3. His Classmates At Cupertino Junior High School Thought He Was Odd
Perhaps because Steve did not fit into any group at school, and indeed, drifted from one hobby to another, his classmates did not really like him and thought he was odd. But Steve was not a complete loner and had a few select friends, of whom Wozniak was one, and Bill Fernandez, a guy he met at Cupertino Junior High School, was another. They were all introverts and were pretty much wrapped up in the privacy of their own worlds. So they stuck together, as friends do. And of course, it helped that they all shared the same interest: electronics. While neither Steve nor Fernandez was as obsessed with electronics as Wozniak was, they still found the pastime to be engaging, and worked quietly in their garage on projects that interested them.
2. He And Woz Dressed Up As Characters From Alice In Wonderland As Part Of A Summer Job
After Steve finished high school he decided that it was time to get a part-time job so he could earn some spending money for the summer of 1972. For some reason, he did not return to Hewlett-Packard and instead opted to dress up as a character from Alice in Wonderland at the Westgate Mall in San Jose. Wozniak, a loyal friend who was also in need of money, accompanied Steve in this slightly bizarre undertaking. The summer position paid $3 an hour, 50 cents more than minimum wage at the time, and had the advantage of being legal (unlike the blue boxes venture). Steve’s girlfriend of the time joined the two young men. She dressed up as Alice and Steve and Wozniak alternated between the characters of the White Rabbit and the Mad Hatter.
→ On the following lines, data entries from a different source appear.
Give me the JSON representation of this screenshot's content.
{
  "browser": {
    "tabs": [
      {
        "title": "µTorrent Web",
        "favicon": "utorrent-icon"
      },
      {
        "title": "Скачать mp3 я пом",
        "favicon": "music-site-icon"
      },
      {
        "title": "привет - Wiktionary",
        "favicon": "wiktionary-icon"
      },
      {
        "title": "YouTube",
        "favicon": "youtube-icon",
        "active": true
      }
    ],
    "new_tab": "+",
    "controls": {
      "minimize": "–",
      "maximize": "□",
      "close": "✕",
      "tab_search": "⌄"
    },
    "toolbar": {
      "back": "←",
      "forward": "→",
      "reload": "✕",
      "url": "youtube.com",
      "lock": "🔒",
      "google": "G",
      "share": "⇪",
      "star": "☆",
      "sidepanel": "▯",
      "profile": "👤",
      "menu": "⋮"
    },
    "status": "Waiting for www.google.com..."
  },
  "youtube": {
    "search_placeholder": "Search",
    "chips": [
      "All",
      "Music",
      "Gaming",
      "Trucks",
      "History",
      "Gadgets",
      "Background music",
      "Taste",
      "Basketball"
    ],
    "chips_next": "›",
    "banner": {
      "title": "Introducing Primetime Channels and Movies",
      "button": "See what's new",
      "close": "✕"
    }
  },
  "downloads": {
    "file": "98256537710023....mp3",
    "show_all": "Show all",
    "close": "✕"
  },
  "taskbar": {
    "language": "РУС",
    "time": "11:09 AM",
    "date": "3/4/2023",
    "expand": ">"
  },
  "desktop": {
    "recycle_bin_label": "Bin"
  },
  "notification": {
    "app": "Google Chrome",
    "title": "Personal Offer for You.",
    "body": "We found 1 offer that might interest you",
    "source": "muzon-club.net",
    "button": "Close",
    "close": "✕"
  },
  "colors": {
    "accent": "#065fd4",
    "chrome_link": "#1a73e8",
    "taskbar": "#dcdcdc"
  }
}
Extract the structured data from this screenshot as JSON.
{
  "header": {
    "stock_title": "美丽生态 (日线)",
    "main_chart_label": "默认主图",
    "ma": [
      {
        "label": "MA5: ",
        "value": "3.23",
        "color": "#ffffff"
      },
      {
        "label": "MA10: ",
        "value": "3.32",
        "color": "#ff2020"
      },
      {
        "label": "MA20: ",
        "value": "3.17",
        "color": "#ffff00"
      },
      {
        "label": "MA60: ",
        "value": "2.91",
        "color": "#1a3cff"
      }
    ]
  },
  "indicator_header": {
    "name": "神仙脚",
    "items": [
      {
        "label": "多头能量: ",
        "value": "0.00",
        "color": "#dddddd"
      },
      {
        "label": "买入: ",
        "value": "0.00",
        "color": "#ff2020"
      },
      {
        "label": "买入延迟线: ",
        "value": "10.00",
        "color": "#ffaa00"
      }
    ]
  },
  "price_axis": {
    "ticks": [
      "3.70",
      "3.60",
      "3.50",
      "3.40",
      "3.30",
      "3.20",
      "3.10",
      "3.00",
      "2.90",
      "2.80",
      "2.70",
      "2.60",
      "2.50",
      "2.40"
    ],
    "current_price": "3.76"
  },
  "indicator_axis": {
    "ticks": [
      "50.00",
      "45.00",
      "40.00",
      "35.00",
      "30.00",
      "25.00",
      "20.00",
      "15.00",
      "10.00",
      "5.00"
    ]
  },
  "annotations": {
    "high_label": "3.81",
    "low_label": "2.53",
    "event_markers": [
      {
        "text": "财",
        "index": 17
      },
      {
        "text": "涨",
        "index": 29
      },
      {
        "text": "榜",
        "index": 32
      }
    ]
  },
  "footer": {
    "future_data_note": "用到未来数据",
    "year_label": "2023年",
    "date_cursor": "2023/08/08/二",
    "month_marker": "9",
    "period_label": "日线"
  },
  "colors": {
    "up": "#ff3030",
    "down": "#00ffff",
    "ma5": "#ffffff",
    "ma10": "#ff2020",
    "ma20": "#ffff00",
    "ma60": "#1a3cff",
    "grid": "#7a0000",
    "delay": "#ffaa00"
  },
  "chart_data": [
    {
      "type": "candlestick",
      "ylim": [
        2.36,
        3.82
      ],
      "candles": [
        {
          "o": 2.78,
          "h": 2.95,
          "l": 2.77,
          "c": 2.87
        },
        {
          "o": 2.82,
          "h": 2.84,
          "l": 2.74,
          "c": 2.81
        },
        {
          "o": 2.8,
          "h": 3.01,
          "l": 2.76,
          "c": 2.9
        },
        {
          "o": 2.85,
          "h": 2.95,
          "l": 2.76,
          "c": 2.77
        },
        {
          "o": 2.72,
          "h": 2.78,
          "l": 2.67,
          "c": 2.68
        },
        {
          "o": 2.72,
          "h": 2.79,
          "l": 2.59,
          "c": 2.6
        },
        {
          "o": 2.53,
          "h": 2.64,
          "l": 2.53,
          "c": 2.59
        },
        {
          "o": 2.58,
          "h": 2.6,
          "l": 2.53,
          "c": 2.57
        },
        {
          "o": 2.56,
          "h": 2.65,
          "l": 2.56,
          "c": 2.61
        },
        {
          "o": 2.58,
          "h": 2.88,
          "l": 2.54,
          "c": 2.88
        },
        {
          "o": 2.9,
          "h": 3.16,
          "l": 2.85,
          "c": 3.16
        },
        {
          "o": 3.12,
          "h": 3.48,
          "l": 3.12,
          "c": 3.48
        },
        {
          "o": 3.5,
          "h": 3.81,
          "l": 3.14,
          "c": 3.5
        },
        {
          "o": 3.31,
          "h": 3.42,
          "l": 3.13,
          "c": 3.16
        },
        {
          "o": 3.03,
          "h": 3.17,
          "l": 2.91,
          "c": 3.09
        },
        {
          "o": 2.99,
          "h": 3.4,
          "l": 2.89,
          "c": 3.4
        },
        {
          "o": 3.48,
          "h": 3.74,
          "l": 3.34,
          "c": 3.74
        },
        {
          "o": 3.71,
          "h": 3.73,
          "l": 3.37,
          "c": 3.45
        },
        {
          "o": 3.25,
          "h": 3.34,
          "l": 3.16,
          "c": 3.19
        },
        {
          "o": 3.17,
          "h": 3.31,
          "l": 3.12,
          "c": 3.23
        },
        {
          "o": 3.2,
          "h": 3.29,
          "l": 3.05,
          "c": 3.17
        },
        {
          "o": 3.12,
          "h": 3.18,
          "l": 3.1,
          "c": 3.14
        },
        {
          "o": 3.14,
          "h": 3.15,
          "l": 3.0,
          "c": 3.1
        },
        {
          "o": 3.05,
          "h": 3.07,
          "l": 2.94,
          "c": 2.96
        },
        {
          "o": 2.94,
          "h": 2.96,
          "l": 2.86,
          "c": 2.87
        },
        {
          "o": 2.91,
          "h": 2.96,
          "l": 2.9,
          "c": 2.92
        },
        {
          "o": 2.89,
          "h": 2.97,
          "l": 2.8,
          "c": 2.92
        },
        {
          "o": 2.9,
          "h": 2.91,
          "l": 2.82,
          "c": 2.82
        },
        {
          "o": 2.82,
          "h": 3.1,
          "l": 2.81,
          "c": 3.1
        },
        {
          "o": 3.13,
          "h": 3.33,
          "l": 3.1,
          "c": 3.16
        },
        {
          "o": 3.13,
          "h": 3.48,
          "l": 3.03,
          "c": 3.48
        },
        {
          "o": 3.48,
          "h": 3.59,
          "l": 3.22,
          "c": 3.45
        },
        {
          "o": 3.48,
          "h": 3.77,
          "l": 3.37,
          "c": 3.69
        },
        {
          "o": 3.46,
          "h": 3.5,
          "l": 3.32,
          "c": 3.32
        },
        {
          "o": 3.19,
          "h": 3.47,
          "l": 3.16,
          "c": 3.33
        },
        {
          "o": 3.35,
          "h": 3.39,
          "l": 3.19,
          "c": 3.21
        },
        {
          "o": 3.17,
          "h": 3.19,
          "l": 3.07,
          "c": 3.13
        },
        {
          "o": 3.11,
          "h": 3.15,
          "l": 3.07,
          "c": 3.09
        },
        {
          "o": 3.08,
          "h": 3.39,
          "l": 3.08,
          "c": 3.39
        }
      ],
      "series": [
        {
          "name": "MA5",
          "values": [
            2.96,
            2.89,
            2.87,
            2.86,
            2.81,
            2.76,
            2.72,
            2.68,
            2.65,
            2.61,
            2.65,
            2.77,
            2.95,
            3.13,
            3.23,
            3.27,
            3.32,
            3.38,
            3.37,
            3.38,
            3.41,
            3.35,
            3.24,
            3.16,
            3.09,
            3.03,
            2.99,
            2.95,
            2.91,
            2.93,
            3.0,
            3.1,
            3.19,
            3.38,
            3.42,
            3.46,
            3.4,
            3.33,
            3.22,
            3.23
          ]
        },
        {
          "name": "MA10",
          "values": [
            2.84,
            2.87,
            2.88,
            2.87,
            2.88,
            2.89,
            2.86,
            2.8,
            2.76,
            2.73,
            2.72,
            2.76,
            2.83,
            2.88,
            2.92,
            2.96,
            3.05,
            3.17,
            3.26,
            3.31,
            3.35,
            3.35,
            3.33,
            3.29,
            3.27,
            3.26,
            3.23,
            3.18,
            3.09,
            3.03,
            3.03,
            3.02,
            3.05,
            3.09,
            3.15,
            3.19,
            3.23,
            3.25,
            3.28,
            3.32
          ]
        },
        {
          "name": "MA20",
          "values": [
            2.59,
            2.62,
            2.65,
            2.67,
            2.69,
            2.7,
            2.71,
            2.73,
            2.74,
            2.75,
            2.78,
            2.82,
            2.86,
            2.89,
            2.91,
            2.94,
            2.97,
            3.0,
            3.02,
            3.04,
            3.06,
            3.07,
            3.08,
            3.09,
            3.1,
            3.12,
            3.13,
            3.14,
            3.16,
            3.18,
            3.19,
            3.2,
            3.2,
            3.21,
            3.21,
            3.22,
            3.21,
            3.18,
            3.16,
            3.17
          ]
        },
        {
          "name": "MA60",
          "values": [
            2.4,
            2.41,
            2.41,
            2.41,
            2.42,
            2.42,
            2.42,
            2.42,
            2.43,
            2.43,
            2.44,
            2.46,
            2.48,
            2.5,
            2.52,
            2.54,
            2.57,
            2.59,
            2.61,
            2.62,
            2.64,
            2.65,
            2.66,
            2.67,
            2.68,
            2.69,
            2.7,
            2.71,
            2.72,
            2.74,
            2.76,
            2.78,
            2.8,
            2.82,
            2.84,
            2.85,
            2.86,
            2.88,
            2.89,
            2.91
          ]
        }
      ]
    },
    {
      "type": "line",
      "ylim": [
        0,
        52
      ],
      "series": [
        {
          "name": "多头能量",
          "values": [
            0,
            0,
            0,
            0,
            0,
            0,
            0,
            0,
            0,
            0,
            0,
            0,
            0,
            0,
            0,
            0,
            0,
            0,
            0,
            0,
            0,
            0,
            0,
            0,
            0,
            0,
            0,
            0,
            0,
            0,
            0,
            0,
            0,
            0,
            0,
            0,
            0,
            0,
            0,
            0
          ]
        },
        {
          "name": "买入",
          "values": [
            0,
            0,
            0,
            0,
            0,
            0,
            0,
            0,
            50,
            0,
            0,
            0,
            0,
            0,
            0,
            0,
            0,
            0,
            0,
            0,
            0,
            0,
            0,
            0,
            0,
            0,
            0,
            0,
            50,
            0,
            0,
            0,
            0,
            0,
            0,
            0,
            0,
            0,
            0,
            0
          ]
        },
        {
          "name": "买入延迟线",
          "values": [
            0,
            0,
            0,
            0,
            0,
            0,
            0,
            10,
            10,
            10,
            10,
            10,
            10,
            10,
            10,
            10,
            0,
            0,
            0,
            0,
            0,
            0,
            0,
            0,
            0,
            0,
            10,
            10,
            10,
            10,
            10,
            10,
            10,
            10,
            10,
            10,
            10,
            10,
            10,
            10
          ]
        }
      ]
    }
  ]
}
1. He Was So Poor He Returned Empty Coke Bottles For Food Money
Even though Steve was admitted to the Reed College in Portland, Oregon, his parents could not afford the fees and as a result he dropped out only six months later. Instead, he enrolled for part-time courses and attended a typography class where he learned the various types of letters, fonts and the art of printing. The course was taught by a Trappist monk and was an important period in Steve’s life as it later influenced the typography of the Macintosh computers.
However, at this important time of Steve’s life, he was completely broke. He slept on the floor of his friends’ rooms, returned empty Coke bottles to get money for food and often walked seven miles across town on Sundays in order to get a free meal at the Hare Krishna temple.